I was fairly confused myself as the author :)

This was actually my original submission last week. There was a front page submission last night from someone else (hence the comments). Then my old post got re-upped just now (1 hr ago)

majorbugger an hour ago

Why is this even a legit question? I need to keep writing code to stay relevant, not to forget my craft, be able to review code... So many reasons. AI doesn't change a thing.

avaer an hour ago

Before my time ppl mostly did things in asm, I bet the vast majority of people reading this have never touched assembly and will never have any reason to. This is quickly becoming true of most "code". AI has changed that.

One way to "stay relevant" would be to admit that.

softwaredoug an hour ago

Yet as a C developer for 15 years I frequently looked at asm and on occasion even wrote a little.

And that is a far stronger abstraction than LLMs :)

majorbugger 36 minutes ago

I have also never used punch cards, what does it prove?

deadbabe 33 minutes ago

assembly is compiled deterministically so you don't really need to look at it, LLMs though can write a variety of things at random based on the prompt.

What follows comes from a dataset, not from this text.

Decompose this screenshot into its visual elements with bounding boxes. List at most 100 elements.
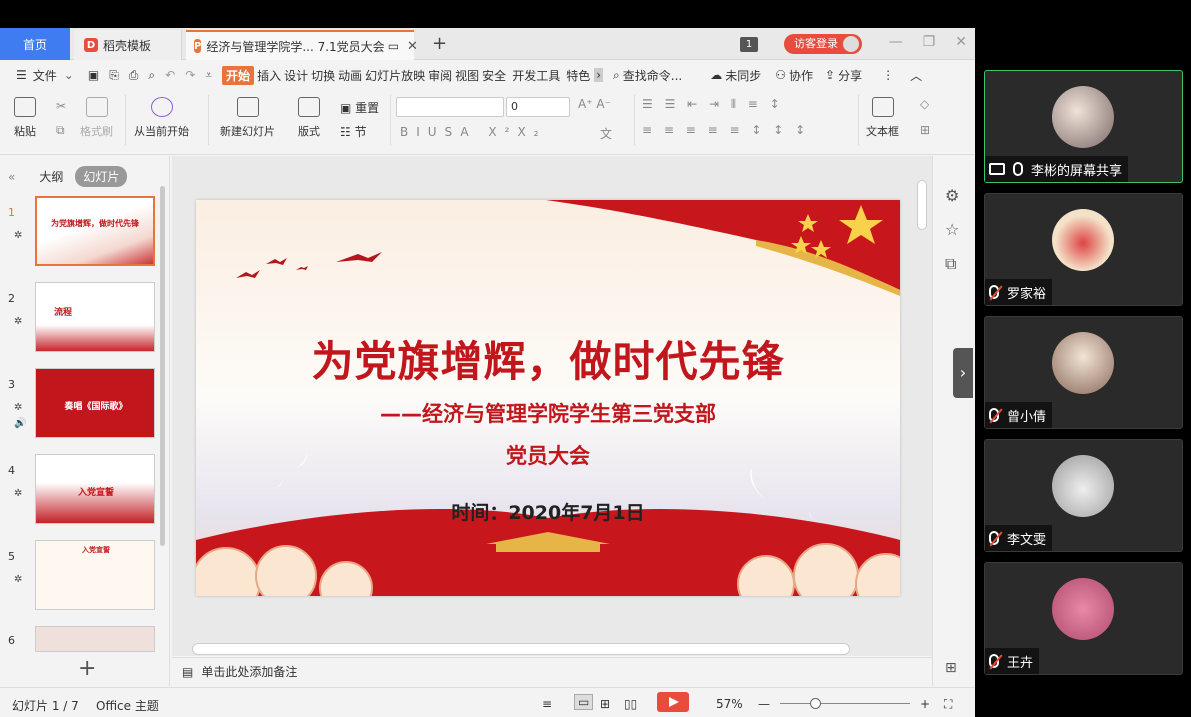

It is not the same.

guyzana 2 days ago

I found myself working mostly at the requirements and architecture level, but do not give up proper code-review, creating skills along the way that maintain conventions.

conqrr an hour ago

All this debate around use LLM or not is tiring and just black and white thinking.

Can I use agents to code a SWE project? yes, with nuances.

Can I write code for a SWE project? yes, with nuances.

Its more options now, I'll write code about projects I deeply care and will use llm at work where its shared slop and forced usage.

rdksu an hour ago

exactly how many times do you plan on posting this here

softwaredoug 37 minutes ago

I’m as confused as you.

slopinthebag 2 hours ago

Seems like there’s broadly two ways to use LLMs for coding - either as a way to generate the same code you would have written but faster, or as an opaque program-generator where you have no idea what the code is doing. One of these methods results in roughly the same amount of understanding and the other one radically less.